The data also reflects an increased death total from other causes, such as strokes and drug overdoses, that are part of the pandemic’s collateral damage. In the early months of 2020, some seriously ill people delayed seeking health care out of fear of the new and lethal virus.
In an October study, the CDC estimated that perhaps a third of these “excess deaths” — the number of deaths greater than would be expected in a typical year — were caused by factors other than covid-19.
“There is nothing good to be said,” said Anne Case, the Princeton economics professor who coined the term “deaths of despair” with her husband, Princeton economist Angus Deaton. “In addition to covid, we know that the drug epidemic continues to surge, as well.”
In December, the CDC reported that the number of overdose deaths exceeded 81,000 in the year that ended in May 2020. That was the largest number ever recorded in a 12-month period.

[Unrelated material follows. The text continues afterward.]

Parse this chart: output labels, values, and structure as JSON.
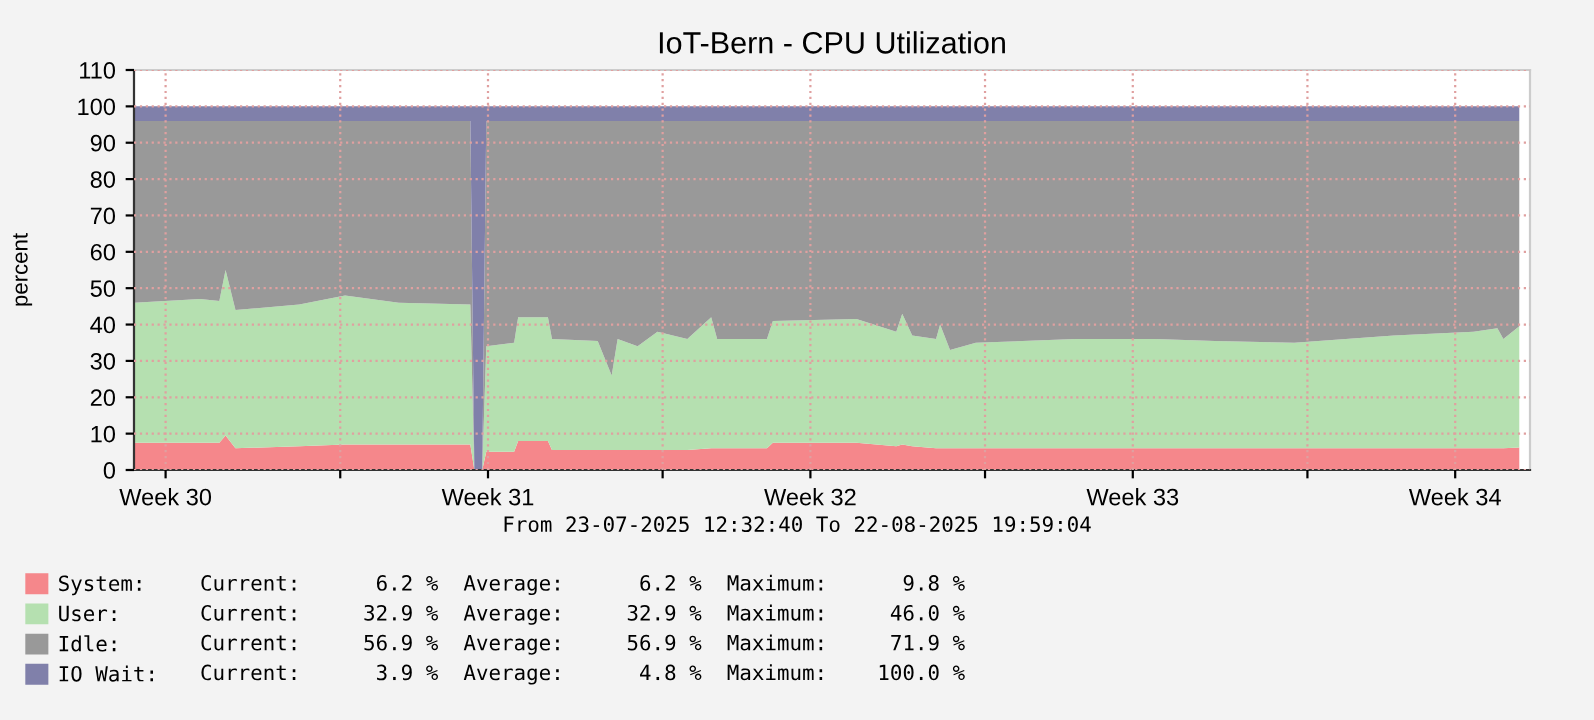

Other researchers have reached conclusions similar to the CDC’s. In a Feb. 2 paper in the Proceedings of the National Academy of Sciences that looked at data for all of 2020, Theresa Andrasfay of the University of Southern California and Noreen Goldman of Princeton estimated that U.S. life expectancy would fall by 1.13 years as a result of the pandemic. Black and Latino Americans would suffer reductions three to four times greater than White Americans, they said.
“Consequently, covid-19 is expected to reverse over 10 [years] of progress made in closing the Black−White gap in life expectancy and reduce the previous Latino mortality advantage by over 70%,” they wrote.
In a separate examination, a team led by Spanish researcher Héctor Pifarré i Arolas concluded that the number of years of life lost to covid-19 in the United States would be five times greater than the number lost to the worst flu season of the past two decades.